La intervención interpreta el antiguo convento del siglo XVI donde se inserta como un contexto continuamente alterado a lo largo de los siglos, un espacio cambiante producto de las transformaciones sucedidas en el tiempo que lo han ido marcando con diversas huellas y cicatrices.
Más allá del interés historiográfico, toda esta sucesión de alteraciones sugiere una metamorfosis continua que trasciende estilos y diluye certezas patrimoniales, el acercamiento al edificio surge entonces de la búsqueda de una materialidad más cruda y veraz que sospechamos que, como en el pentimento, está oculta por los revestimientos de la antigua escuela universitaria que fue hasta finales del siglo XX.
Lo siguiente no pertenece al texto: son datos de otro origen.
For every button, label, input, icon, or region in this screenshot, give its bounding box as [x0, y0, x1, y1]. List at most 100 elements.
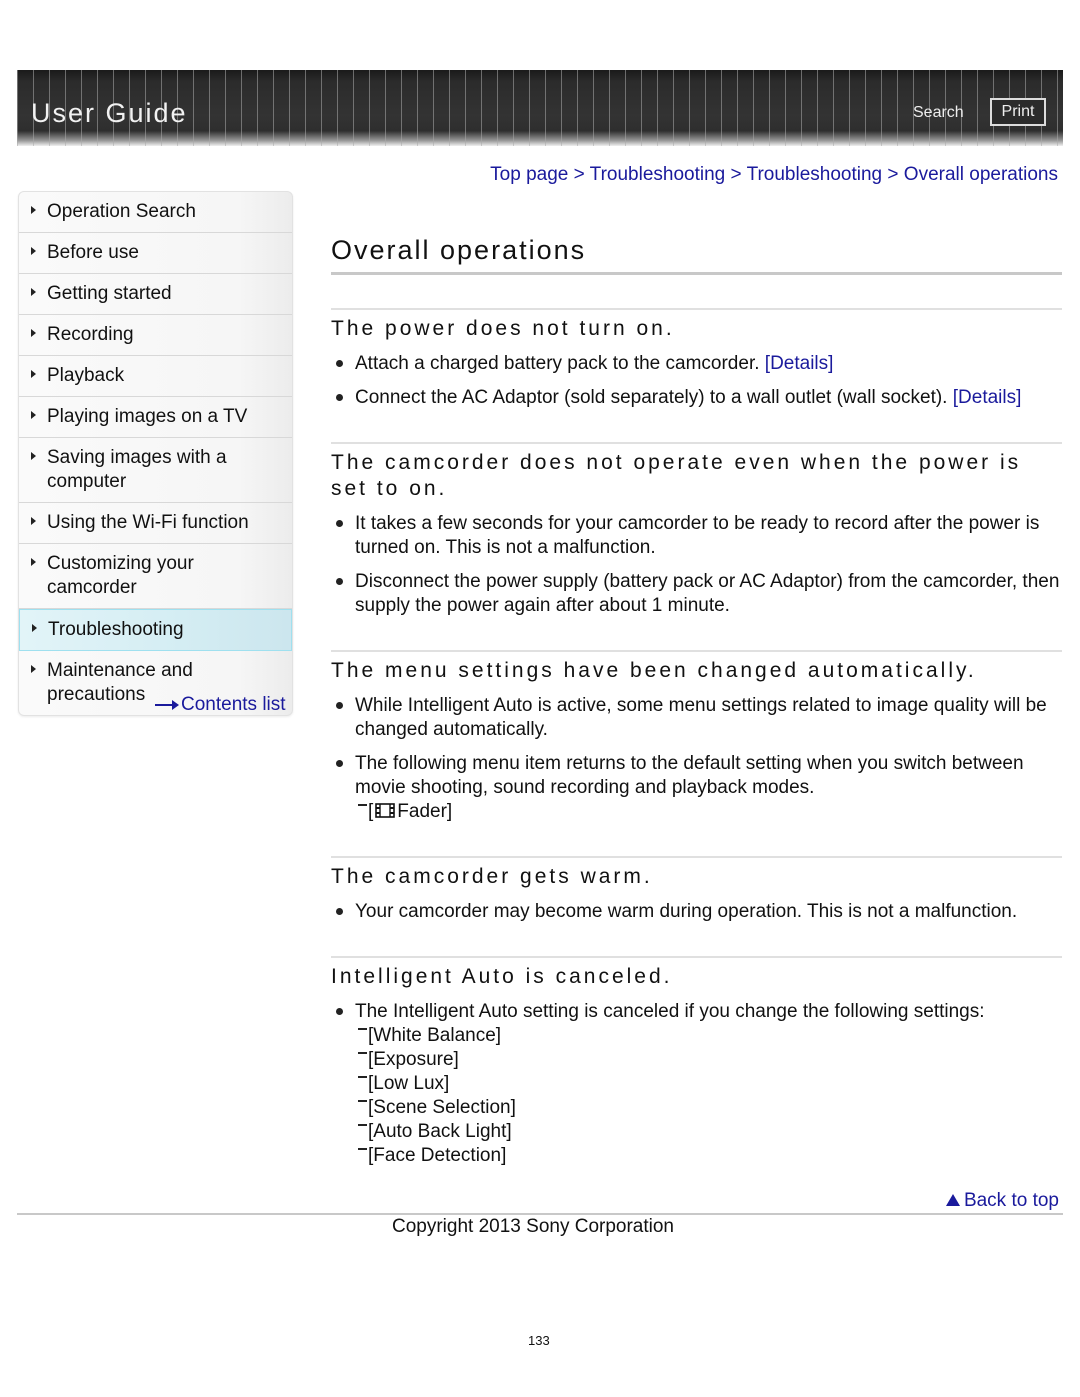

Así, en un entorno tan alterado y ante la extrema limitación presupuestaria, la acción de desvelar activa el proyecto convirtiendo la destrucción en algo tan natural como la propia construcción, acaso como nos sugirió la conversación fortuita mantenida con El Tono, artista urbano que en aquellas primeras semanas de trabajo rasgaba los revestimientos existentes descubriendo tras ellos un edificio oculto y latente.
Tras desenmascarar suelos, paredes y techos, los arquitectos ejecutaron un jambeado (no logro entender lo que es eso) para los huecos de paso desdibujados por el tiempo y una nueva carpintería en el claustro que recupera su relación transparente con el patio como el deambulatorio que fue.
Queda así una intervención áspera que no pretende ser conclusiva y que ofrece, como si de un relato inacabado se tratase, un momento intermedio que debió suceder a partir del cual todas las opciones son de nuevo posibles, un espacio en puntos suspensivos a la espera de que cada exposición artística venga a completarlo.